Nasz pierwszy kontakt z Bruno został nawiązany już pod koniec 2006 roku, kiedy testował z nami i wywarł imponujące wrażenie na zespole w bardzo trudnych warunkach.- czytamy w komunikacie prasowym iSport.
Oglądaliśmy jego postępy w trakcie sezonu 2007 i jesteśmy pewni, że jest gotowy do walki o mistrzostwo. Charakter i podejście Bruno dobrze pasują do naszego zespołu i mamy nadzieję, że będziemy z nim mieli udany sezon.
Karun był jedną z niespodzianek sezonu 2007 i ponownie wywarł na nas dobre wrażenie podczas testów z nami w Jerez.
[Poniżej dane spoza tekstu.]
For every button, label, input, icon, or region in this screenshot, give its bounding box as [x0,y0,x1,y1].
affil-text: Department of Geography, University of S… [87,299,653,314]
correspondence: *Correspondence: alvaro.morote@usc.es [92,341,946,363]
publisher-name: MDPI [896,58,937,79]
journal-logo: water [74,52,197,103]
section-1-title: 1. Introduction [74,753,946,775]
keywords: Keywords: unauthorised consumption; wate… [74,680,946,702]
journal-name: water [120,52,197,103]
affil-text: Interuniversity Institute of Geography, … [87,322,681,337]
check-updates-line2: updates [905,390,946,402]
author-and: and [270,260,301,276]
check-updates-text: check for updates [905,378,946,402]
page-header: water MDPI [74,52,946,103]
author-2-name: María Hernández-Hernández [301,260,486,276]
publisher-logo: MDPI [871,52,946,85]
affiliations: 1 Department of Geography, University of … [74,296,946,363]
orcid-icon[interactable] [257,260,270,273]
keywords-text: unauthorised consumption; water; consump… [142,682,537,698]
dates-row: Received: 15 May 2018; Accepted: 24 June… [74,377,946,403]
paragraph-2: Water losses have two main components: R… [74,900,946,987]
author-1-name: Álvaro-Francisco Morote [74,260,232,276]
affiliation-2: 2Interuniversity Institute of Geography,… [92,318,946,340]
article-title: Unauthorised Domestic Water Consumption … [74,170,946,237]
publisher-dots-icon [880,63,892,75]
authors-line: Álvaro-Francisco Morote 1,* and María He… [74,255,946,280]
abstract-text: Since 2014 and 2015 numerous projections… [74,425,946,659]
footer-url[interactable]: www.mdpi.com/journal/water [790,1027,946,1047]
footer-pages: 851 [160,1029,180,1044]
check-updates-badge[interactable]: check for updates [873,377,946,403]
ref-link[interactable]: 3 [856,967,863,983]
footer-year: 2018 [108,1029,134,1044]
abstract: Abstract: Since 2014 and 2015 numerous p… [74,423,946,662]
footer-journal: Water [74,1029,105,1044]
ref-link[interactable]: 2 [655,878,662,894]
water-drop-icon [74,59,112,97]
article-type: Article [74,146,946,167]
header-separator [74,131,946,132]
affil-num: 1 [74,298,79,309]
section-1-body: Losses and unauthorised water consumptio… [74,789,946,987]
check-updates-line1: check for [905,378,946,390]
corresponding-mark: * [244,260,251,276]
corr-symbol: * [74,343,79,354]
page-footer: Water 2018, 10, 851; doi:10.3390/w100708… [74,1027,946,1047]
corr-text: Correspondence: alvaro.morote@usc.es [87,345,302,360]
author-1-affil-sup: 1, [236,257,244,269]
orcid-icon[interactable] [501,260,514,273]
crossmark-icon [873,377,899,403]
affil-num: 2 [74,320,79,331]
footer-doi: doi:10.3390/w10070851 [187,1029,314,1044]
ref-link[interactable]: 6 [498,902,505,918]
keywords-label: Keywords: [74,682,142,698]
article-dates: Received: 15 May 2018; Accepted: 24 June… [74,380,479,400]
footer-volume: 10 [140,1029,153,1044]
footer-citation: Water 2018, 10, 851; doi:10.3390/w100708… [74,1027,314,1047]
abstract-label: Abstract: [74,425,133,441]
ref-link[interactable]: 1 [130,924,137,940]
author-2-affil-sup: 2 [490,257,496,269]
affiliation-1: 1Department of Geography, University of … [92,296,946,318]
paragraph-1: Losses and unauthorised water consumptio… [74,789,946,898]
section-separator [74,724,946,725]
Stający się szybko czołowym sportowcem Indii Karun jest doskonałym kandydatem do Asia Series, a także znalazł się teraz w doskonałym położeniu by wykonać krok naprzód w głównej serii i stać się jej czołowym zawodnikiem. Jest spokojny, inteligentny i utworzy świetną parę z Bruno.
Senna reprezentował w tym roku barwy zespołu Arden i sezon 2007 ukończył na ósmej pozycji z dorobkiem 34 punktów i jednym zwycięstwem odniesionym w głównym wyścigu na torze Catalunya. Startujący w zespole Durango Chandhok wygrał tymczasem główny wyścig na torze Spa-Francorchamps, jednak w klasyfikacje generalnej zajął dopiero 15 miejsce z dorobkiem 16 punktów. Mimo to Hindus liczy na awans do Formuły 1 już w 2009 roku.
Moje szanse wyglądają znacznie lepiej niż rok, czy dwa lata temu.- powiedział Karun agencji prasowej PTI.
Będzie dobra okazja na starty w Formule Jeden (w 2009), ponieważ wiele kontraktów wygaśnie z końcem następnego sezonu. Jeśli chodzi o Force India, (Vijay) Mallya dał wyraźnie do zrozumienia, że wybór kierowcy będzie oparty na umiejętnościach, a nie na narodowości i w stu procentach się z nim zgadzam.